The Recent Guidance explains that employers can assess whether a selection procedure has a disparate impact on a particular group by determining whether the procedure selects individuals in a protected group “substantially” less than individuals in another group. If the AI or algorithmic decision-making tool adversely affects applicants or employees of a particular race, color, religion, sex, or national origin, then the tool likely violates Title VII, unless the employer can show that the selection procedure or criteria is “job related and consistent with business necessity” under Title VII.
The Guidelines provide a rule, the “four-fifths rule,” for determining whether an employer’s selection rate for one group is “substantially” different than the selection rate of another group. According to the four-fifths rule, one rate is substantially different than another if the ratio is less than four-fifths (or 80%). The EEOC’s Recent Guidance explains that the four-fifths rule is simply a “rule of thumb” and “may be inappropriate under certain circumstances,” such as where AI makes a large number of selections and thus smaller differences may reflect an adverse impact on certain groups, or where an employer’s actions discourage individuals in a protected group from applying disproportionately on grounds of a Title VII-protected characteristic. Thus, employers cannot necessarily rely on the “four-fifths” rule to ensure compliance with Title VII.

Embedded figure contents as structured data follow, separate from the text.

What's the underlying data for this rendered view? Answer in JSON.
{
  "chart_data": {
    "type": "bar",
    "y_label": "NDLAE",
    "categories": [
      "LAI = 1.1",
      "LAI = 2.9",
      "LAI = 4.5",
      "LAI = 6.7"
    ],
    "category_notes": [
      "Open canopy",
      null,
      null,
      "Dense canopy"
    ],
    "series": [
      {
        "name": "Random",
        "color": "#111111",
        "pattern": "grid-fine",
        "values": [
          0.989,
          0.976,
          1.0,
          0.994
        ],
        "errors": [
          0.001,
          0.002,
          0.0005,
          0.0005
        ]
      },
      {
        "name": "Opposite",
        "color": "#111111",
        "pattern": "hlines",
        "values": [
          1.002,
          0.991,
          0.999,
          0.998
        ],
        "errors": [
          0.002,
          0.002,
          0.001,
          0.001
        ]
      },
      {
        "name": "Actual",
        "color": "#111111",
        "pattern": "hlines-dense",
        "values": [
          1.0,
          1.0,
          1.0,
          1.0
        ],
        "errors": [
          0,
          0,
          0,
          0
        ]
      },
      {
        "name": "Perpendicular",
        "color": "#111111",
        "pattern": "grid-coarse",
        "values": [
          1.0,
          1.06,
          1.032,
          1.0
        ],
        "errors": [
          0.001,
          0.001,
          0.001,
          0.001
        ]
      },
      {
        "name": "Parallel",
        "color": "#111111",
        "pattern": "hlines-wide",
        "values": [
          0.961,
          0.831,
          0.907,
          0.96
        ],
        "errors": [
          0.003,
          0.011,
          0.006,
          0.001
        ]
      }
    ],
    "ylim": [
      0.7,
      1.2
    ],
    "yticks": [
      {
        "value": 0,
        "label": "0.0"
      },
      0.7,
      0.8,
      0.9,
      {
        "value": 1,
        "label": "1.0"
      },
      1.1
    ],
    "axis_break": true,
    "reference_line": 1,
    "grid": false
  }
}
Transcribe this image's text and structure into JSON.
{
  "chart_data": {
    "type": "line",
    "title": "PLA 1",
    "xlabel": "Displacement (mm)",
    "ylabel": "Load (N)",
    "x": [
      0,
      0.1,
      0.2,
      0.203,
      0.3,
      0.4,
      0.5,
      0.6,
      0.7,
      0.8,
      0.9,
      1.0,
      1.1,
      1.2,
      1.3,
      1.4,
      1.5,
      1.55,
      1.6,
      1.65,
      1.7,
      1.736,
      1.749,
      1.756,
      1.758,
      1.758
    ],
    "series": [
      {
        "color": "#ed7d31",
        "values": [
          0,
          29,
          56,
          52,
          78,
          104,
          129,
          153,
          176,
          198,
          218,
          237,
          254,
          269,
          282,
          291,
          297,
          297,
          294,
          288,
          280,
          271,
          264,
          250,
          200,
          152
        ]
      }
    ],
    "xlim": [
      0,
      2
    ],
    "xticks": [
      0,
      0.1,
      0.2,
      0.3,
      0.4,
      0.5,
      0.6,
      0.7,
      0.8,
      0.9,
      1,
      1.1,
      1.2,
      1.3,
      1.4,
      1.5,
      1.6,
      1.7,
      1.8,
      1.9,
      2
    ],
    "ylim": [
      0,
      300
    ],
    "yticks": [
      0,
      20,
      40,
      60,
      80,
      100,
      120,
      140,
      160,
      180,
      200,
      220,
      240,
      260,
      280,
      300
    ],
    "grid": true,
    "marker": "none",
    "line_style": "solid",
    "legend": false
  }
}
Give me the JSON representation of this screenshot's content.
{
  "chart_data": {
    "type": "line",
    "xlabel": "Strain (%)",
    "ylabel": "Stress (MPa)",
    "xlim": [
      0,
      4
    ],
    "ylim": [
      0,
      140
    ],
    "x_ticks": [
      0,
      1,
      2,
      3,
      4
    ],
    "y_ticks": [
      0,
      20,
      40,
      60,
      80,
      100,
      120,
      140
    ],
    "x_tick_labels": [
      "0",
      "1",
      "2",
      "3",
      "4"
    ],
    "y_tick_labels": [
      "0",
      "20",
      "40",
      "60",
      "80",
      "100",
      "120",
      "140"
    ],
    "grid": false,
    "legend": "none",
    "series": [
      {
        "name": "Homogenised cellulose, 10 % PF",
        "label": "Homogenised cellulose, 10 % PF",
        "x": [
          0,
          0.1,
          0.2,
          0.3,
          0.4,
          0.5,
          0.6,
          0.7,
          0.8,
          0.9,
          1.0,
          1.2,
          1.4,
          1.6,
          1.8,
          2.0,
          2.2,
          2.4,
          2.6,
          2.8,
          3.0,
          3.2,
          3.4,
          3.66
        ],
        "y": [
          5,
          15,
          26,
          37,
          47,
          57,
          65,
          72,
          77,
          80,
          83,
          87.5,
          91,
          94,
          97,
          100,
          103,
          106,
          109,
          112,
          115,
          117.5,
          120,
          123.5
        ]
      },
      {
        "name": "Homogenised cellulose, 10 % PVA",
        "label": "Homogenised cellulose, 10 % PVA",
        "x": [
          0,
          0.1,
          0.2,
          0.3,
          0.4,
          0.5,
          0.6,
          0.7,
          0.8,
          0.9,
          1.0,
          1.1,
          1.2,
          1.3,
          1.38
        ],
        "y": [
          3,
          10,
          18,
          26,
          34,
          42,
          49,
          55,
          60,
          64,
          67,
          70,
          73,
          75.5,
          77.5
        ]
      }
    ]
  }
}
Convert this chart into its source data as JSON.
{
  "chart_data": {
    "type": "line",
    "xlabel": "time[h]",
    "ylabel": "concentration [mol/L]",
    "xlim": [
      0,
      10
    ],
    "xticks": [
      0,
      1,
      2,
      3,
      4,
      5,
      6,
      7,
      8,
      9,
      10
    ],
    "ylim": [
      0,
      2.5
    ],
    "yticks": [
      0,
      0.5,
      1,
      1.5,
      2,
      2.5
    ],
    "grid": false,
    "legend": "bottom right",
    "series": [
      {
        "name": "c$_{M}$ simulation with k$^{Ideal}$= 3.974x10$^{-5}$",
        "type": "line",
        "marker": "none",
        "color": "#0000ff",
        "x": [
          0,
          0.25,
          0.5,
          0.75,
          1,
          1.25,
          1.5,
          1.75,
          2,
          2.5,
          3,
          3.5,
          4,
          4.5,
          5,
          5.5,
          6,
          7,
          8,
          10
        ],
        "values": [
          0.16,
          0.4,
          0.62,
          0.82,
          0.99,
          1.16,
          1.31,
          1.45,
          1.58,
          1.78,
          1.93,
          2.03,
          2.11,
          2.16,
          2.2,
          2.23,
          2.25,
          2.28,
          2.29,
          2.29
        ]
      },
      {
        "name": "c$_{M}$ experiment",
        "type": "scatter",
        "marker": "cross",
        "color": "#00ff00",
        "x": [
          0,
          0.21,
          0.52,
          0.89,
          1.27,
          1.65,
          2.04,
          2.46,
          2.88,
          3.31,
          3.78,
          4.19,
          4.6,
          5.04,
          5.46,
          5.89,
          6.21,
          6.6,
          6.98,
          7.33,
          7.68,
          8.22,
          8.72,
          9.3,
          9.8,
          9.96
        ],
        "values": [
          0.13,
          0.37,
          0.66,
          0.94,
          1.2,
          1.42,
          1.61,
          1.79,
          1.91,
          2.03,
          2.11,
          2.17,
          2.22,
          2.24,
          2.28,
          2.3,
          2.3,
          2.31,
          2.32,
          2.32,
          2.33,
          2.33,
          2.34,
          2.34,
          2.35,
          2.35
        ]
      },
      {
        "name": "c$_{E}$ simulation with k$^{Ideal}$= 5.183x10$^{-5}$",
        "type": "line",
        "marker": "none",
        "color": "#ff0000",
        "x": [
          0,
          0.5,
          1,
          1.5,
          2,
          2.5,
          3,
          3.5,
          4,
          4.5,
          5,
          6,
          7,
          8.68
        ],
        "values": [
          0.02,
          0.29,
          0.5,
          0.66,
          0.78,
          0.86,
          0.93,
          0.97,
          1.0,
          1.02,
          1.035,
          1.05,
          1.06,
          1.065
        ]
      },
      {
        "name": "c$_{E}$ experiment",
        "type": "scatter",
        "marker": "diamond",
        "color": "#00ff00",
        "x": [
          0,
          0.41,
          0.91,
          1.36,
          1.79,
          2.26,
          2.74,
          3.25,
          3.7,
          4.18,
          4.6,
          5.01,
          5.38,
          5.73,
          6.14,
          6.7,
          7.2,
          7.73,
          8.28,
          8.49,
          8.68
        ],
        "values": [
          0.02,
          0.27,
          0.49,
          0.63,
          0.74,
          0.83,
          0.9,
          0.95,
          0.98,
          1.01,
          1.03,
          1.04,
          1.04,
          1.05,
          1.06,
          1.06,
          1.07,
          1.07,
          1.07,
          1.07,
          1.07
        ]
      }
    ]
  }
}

Additionally, the Recent Guidance confirms that employers may be held responsible for algorithmic decision-making tools that create a disparate impact, “even if the tools are designed or administered by another entity, such as a software vendor.” In other words, an employer using AI to make hiring decisions may be liable under Title VII if the AI discriminates on a protected basis, such as gender or race, even if an outside vendor developed the AI. Further, the Recent Guidance provides that employers “may be held responsible for the actions of their agents . . . if the employer has given them authority to act on the employer’s behalf” and that this liability may extend to “situations where an employer relies on the results of a selection procedure that an agent administers on its behalf.” The Recent Guidance encourages employers that learn that an AI tool is creating a disparate impact to “take steps to reduce the impact or select a different tool in order to avoid engaging in a practice that violates Title VII.”
It is clear that AI’s presence in the workplace will continue to grow. As it does, employers should be mindful of the developing legal framework in this area and take proper measures to ensure that their AI tools are not unlawfully discriminating against their applicants and employees. Employers should make sure that they understand the legal and statistical nuances of disparate impact discrimination and maintain human involvement in AI-assisted selection procedures to ensure that disparate impact discrimination does not occur. To do this, employers should partner with employment counsel who have expertise in this area and conduct privileged audits of their AI-assisted selection procedures to ensure that they comply with the law. Indeed, in the Recent Guidance, the “EEOC encourages employers to conduct self-analyses on an ongoing basis to determine whether their employment practices have a disproportionately large negative effect on a basis prohibited under Title VII or treat protected groups differently.”